Today in the middle of the shoe department of Kohl's I felt a bit hopeless. Shopping to find toddler boy shoes is difficult enough. (Statistical fact: For every thirty pair of girls shoes there is one pair for boys.) It is even more difficult when a very specific style of shoe is needed to go over braces. It is possible that such a shoe does not exist.
In the midst of this realization, I realized I lacked control. Both boys were having a hard time being in the store. So I left with Bug wearing his falling apart shoes and with Bubby yelling in the parking lot (again), "I don't like you, Mommy!!" After a very long ride home, the rest of the day went better. Somehow most of it was actually enjoyable.

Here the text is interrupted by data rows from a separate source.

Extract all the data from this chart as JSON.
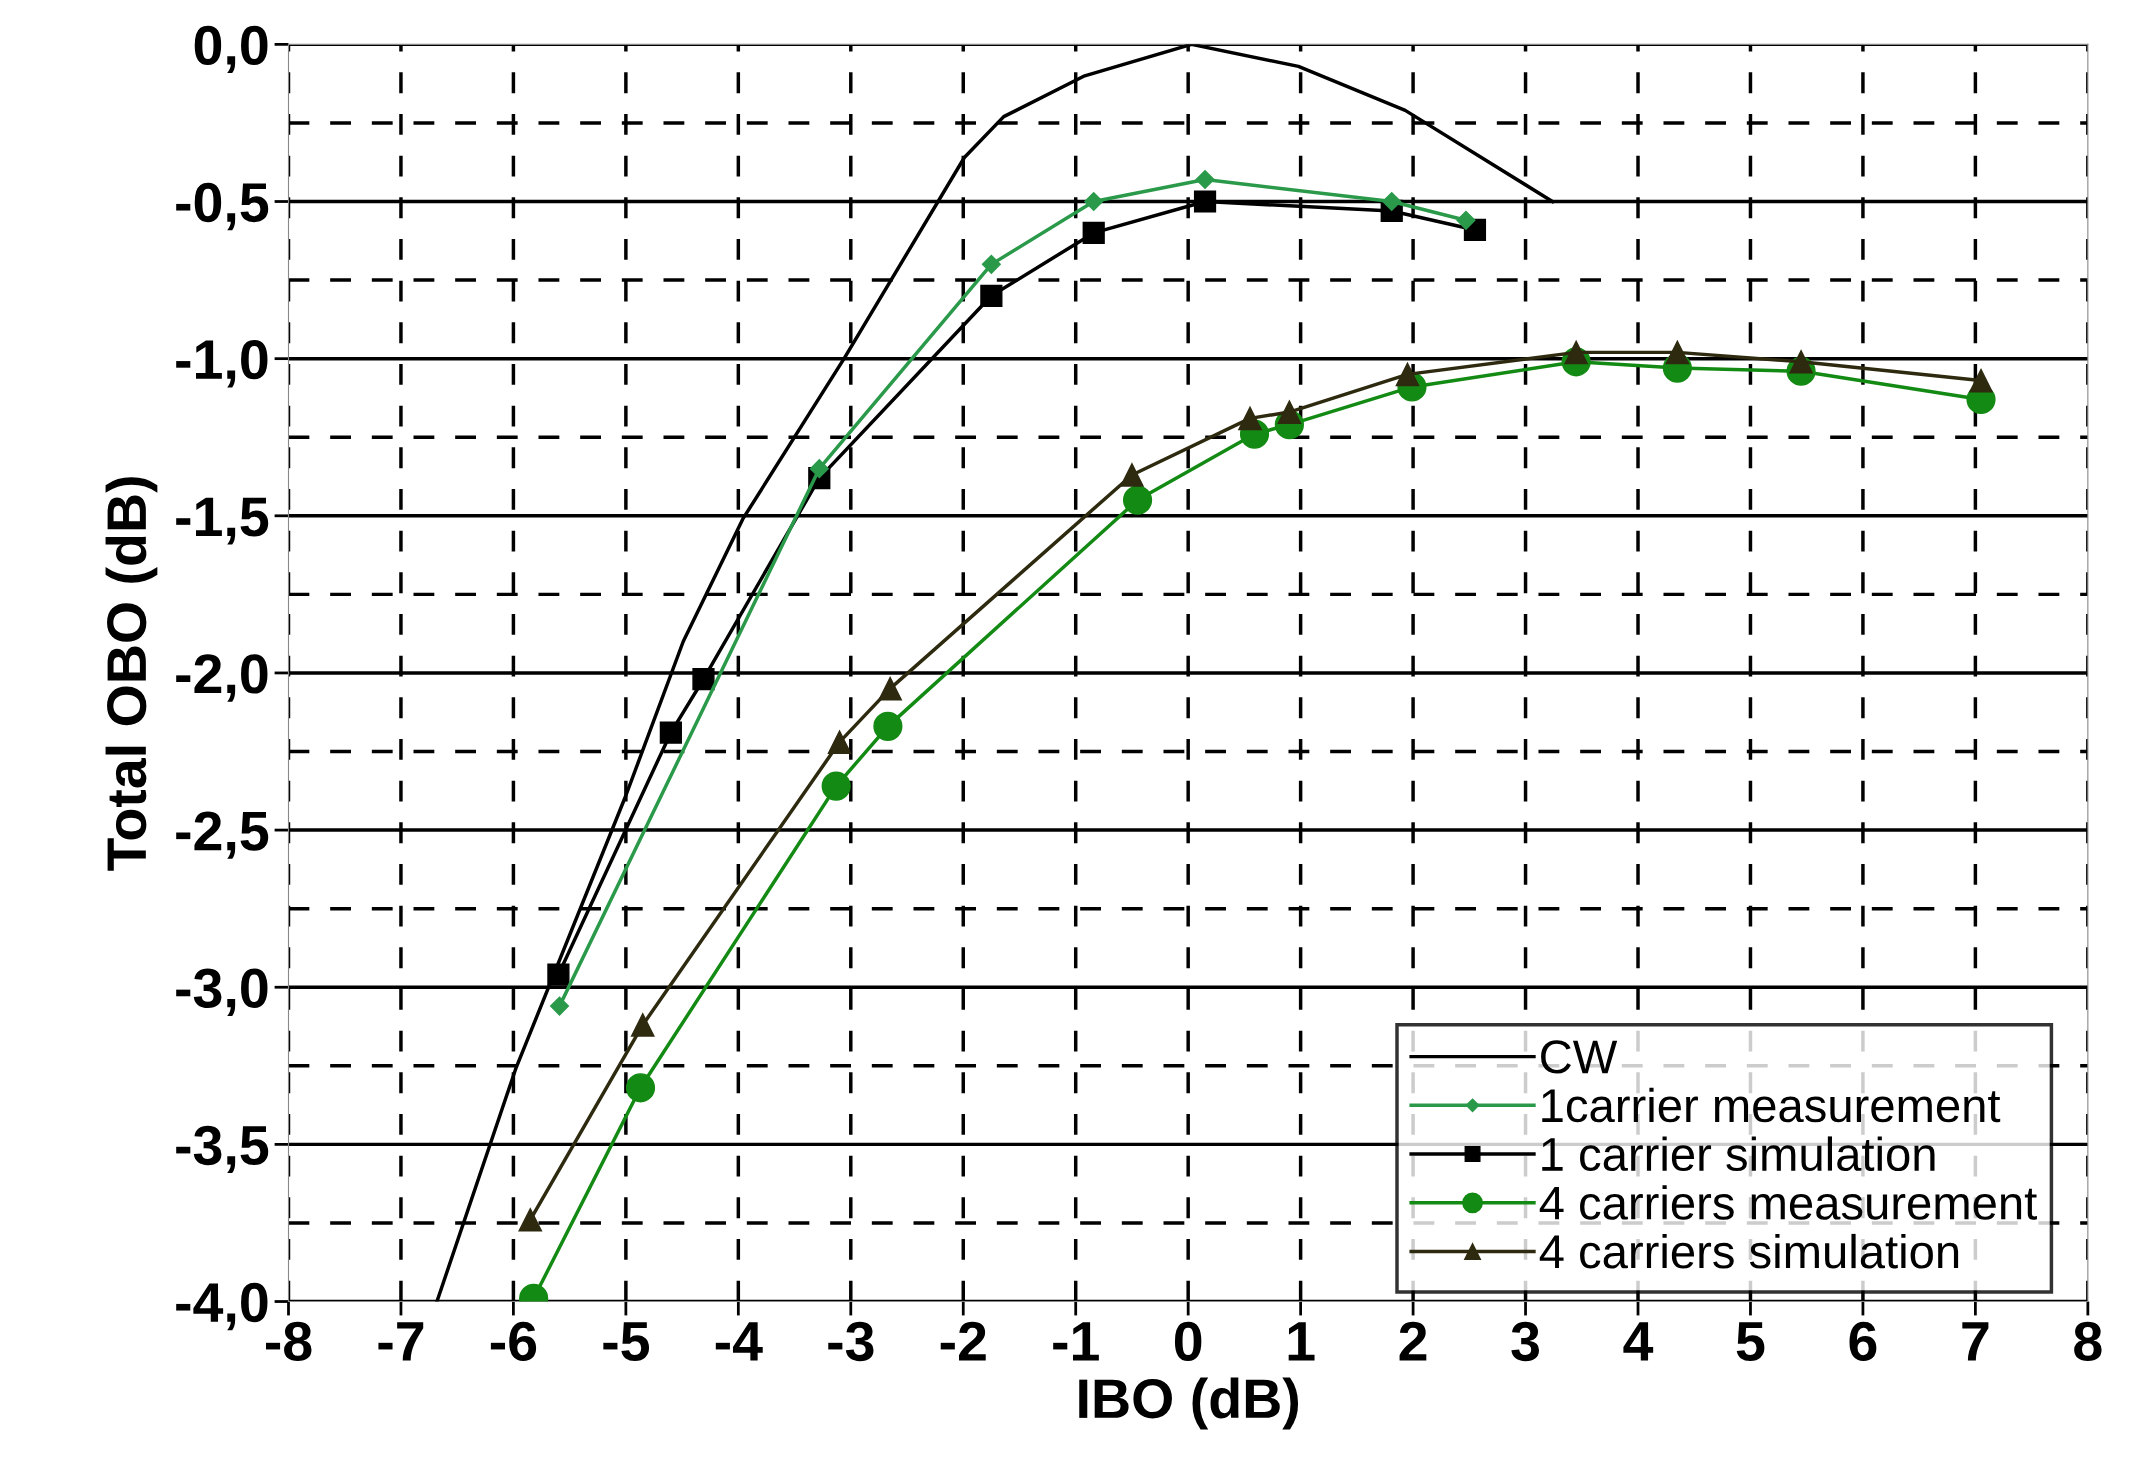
{
  "chart_data": {
    "type": "line",
    "xlabel": "IBO (dB)",
    "ylabel": "Total OBO (dB)",
    "xlim": [
      -8,
      8
    ],
    "xticks": [
      -8,
      -7,
      -6,
      -5,
      -4,
      -3,
      -2,
      -1,
      0,
      1,
      2,
      3,
      4,
      5,
      6,
      7,
      8
    ],
    "ylim": [
      -4,
      0
    ],
    "yticks": [
      {
        "value": 0,
        "label": "0,0"
      },
      {
        "value": -0.5,
        "label": "-0,5"
      },
      {
        "value": -1,
        "label": "-1,0"
      },
      {
        "value": -1.5,
        "label": "-1,5"
      },
      {
        "value": -2,
        "label": "-2,0"
      },
      {
        "value": -2.5,
        "label": "-2,5"
      },
      {
        "value": -3,
        "label": "-3,0"
      },
      {
        "value": -3.5,
        "label": "-3,5"
      },
      {
        "value": -4,
        "label": "-4,0"
      }
    ],
    "grid": true,
    "legend": "bottom right",
    "series": [
      {
        "name": "CW",
        "color": "#000000",
        "marker": "none",
        "x": [
          -6.68,
          -5.98,
          -5.0,
          -4.49,
          -3.96,
          -3.06,
          -1.99,
          -1.64,
          -0.92,
          0.03,
          0.98,
          1.93,
          3.24
        ],
        "values": [
          -4.0,
          -3.26,
          -2.39,
          -1.9,
          -1.51,
          -1.0,
          -0.36,
          -0.23,
          -0.1,
          0.0,
          -0.07,
          -0.21,
          -0.5
        ]
      },
      {
        "name": "1carrier measurement",
        "color": "#2a9a4a",
        "marker": "diamond",
        "x": [
          -5.59,
          -3.28,
          -1.75,
          -0.84,
          0.15,
          1.81,
          2.47
        ],
        "values": [
          -3.06,
          -1.35,
          -0.7,
          -0.5,
          -0.43,
          -0.5,
          -0.56
        ]
      },
      {
        "name": "1 carrier simulation",
        "color": "#000000",
        "marker": "square",
        "x": [
          -5.6,
          -4.6,
          -4.31,
          -3.28,
          -1.75,
          -0.84,
          0.15,
          1.81,
          2.55
        ],
        "values": [
          -2.96,
          -2.19,
          -2.02,
          -1.38,
          -0.8,
          -0.6,
          -0.5,
          -0.53,
          -0.59
        ]
      },
      {
        "name": "4 carriers measurement",
        "color": "#138a13",
        "marker": "circle",
        "x": [
          -5.82,
          -4.87,
          -3.13,
          -2.67,
          -0.45,
          0.59,
          0.9,
          1.99,
          3.45,
          4.35,
          5.45,
          7.05
        ],
        "values": [
          -3.99,
          -3.32,
          -2.36,
          -2.17,
          -1.45,
          -1.24,
          -1.21,
          -1.09,
          -1.01,
          -1.03,
          -1.04,
          -1.13
        ]
      },
      {
        "name": "4 carriers simulation",
        "color": "#2e2a10",
        "marker": "triangle",
        "x": [
          -5.85,
          -4.85,
          -3.1,
          -2.65,
          -0.5,
          0.55,
          0.9,
          1.95,
          3.45,
          4.35,
          5.45,
          7.05
        ],
        "values": [
          -3.74,
          -3.12,
          -2.22,
          -2.05,
          -1.37,
          -1.19,
          -1.17,
          -1.05,
          -0.98,
          -0.98,
          -1.01,
          -1.07
        ]
      }
    ]
  }
}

Now I sit here looking at my Christmas tree knowing each day I have a choice. I can worry about shoes and drooling and IEPs. I can worry about how much my oldest is like me and how will he make it through childhood undamaged. I can worry about the big things like lost relationships and the little things like which way to go for schooling next year. But I know that when I worry, I lose hope. And when I lose hope, I lose rest and perspective and the ability to function.
Then tonight I read a very familiar verse, but the timing of it was perfect.
Come to Me, all who labor and are heavy laden, and I will give you rest. Take My yoke upon you, and learn from Me, for I am gentle and lowly in heart, and you will find rest for your souls.
I read this over and over. I nod my head, and somehow in these words on rest and how to obtain it, I glimpse hope.
I've been studying Jesus the last few months in Matthew, and I am coming to the conclusion that I can relate to Him, even in my mothering. Especially in my mothering. He was training twelve imperfect men to be like Him. He dealt with their pride, anger, impulsiveness, and lack of understanding among other things. It must have been exhausting in many of the same ways I am exhausted.
Therefore, when He promises to give me rest, He gives it as someone who must have been pretty drained during some of His time on earth. He gives me rest as someone who understands, as someone who heals, as someone who intercedes. His rest is that of depth and sustainability. Knowing these things, I will choose to come to Him with my worries. I will choose to trade them in for this gift of hope.